Папка тоже что-то вспомнил – свое. Глаз трет ладонью. Ладонь большая – как медвежья лапа. Крупный нос его отяжелел – к столу лицо-то будто тянет.

Смотрю на них, думаю: «Никогда, как они, водку пить не буду». Решил – отрезал.

О Сталине говорить принялись. Никак без него.

Встала мама из-за стола, пошла на кухню. Никто ее не останавливает.

Тут уж и я, со спокойной теперь совестью, диван покинул, вышел на крыльцо.

Буска спит. Похоже, крепко: даже то, что в нос ему дым лезет, не чувствует. Не бужу его. Пусть дрыхнет. Дым от навоза – не отравит.

Петуха нет в ограде. На улице, наверное. Был бы под навесом или во дворе, выскочил бы. На скрип двери-то – обязательно.

В небе коршуны. Парят. Как в невесомости. Крыльями крен лишь задают, не машут ими. И мне бы так же. Полетел бы…

Слышу:

Курица ростится. Где-то. Будто за тридевять земель. Из-за жары – глухо. Снеслась, значит. Сама собой, простодушная, безудержно гордится. Вездесущая сорока, бочком пристроившись на узкой жестяной трубе бани, стрекочет.

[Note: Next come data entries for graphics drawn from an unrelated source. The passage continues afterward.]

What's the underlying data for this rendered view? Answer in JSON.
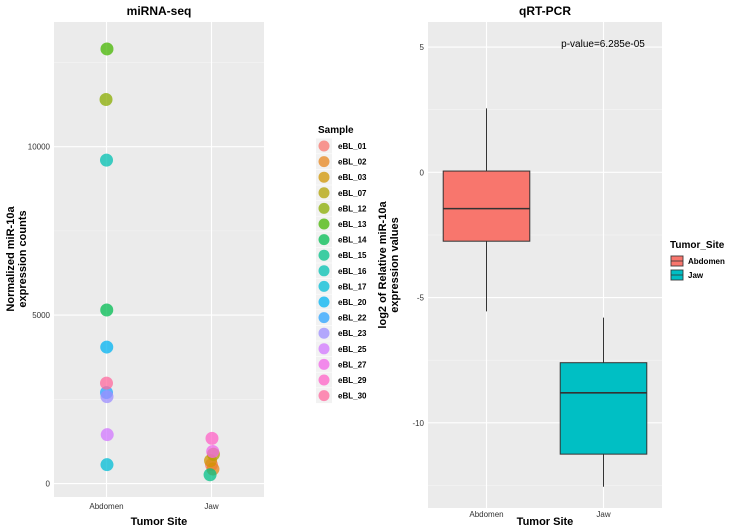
{
  "chart_data": [
    {
      "type": "scatter",
      "title": "miRNA-seq",
      "xlabel": "Tumor Site",
      "ylabel_lines": [
        "Normalized miR-10a",
        "expression counts"
      ],
      "categories": [
        "Abdomen",
        "Jaw"
      ],
      "ylim": [
        -400,
        13700
      ],
      "yticks": [
        0,
        5000,
        10000
      ],
      "legend_title": "Sample",
      "series": [
        {
          "name": "eBL_01",
          "color": "#F8766D",
          "category": "Jaw",
          "value": 560
        },
        {
          "name": "eBL_02",
          "color": "#E7851E",
          "category": "Jaw",
          "value": 430
        },
        {
          "name": "eBL_03",
          "color": "#D09400",
          "category": "Jaw",
          "value": 680
        },
        {
          "name": "eBL_07",
          "color": "#B2A100",
          "category": "Jaw",
          "value": 870
        },
        {
          "name": "eBL_12",
          "color": "#89AC00",
          "category": "Abdomen",
          "value": 11400
        },
        {
          "name": "eBL_13",
          "color": "#45B500",
          "category": "Abdomen",
          "value": 12900
        },
        {
          "name": "eBL_14",
          "color": "#00BC51",
          "category": "Abdomen",
          "value": 5150
        },
        {
          "name": "eBL_15",
          "color": "#00C087",
          "category": "Jaw",
          "value": 260
        },
        {
          "name": "eBL_16",
          "color": "#00C0B2",
          "category": "Abdomen",
          "value": 9600
        },
        {
          "name": "eBL_17",
          "color": "#00BCD6",
          "category": "Abdomen",
          "value": 560
        },
        {
          "name": "eBL_20",
          "color": "#00B3F2",
          "category": "Abdomen",
          "value": 4050
        },
        {
          "name": "eBL_22",
          "color": "#29A3FF",
          "category": "Abdomen",
          "value": 2700
        },
        {
          "name": "eBL_23",
          "color": "#9C8DFF",
          "category": "Abdomen",
          "value": 2580
        },
        {
          "name": "eBL_25",
          "color": "#D277FF",
          "category": "Abdomen",
          "value": 1450
        },
        {
          "name": "eBL_27",
          "color": "#F166E8",
          "category": "Jaw",
          "value": 950
        },
        {
          "name": "eBL_29",
          "color": "#FF61C7",
          "category": "Jaw",
          "value": 1340
        },
        {
          "name": "eBL_30",
          "color": "#FF689E",
          "category": "Abdomen",
          "value": 2980
        }
      ]
    },
    {
      "type": "box",
      "title": "qRT-PCR",
      "xlabel": "Tumor Site",
      "ylabel_lines": [
        "log2 of Relative miR-10a",
        "expression values"
      ],
      "categories": [
        "Abdomen",
        "Jaw"
      ],
      "ylim": [
        -13.4,
        6.0
      ],
      "yticks": [
        -10,
        -5,
        0,
        5
      ],
      "annotation": "p-value=6.285e-05",
      "legend_title": "Tumor_Site",
      "boxes": [
        {
          "name": "Abdomen",
          "color": "#F8766D",
          "min": -5.55,
          "q1": -2.75,
          "median": -1.45,
          "q3": 0.05,
          "max": 2.55
        },
        {
          "name": "Jaw",
          "color": "#00BFC4",
          "min": -12.55,
          "q1": -11.25,
          "median": -8.8,
          "q3": -7.6,
          "max": -5.8
        }
      ]
    }
  ]
}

На всю округу – словно в рупор. О новоявленном курином яичке всех оповещает. Предупреждает ли: это мое, дескать, мое, я тут, мол, в очереди первая! Ага – захапала – не рано ли? Если найдет, сворует – однозначно. Надо опередить ее – дело не в жадности, а в чести. Что же тогда я буду за хозяин – если позволю своровать.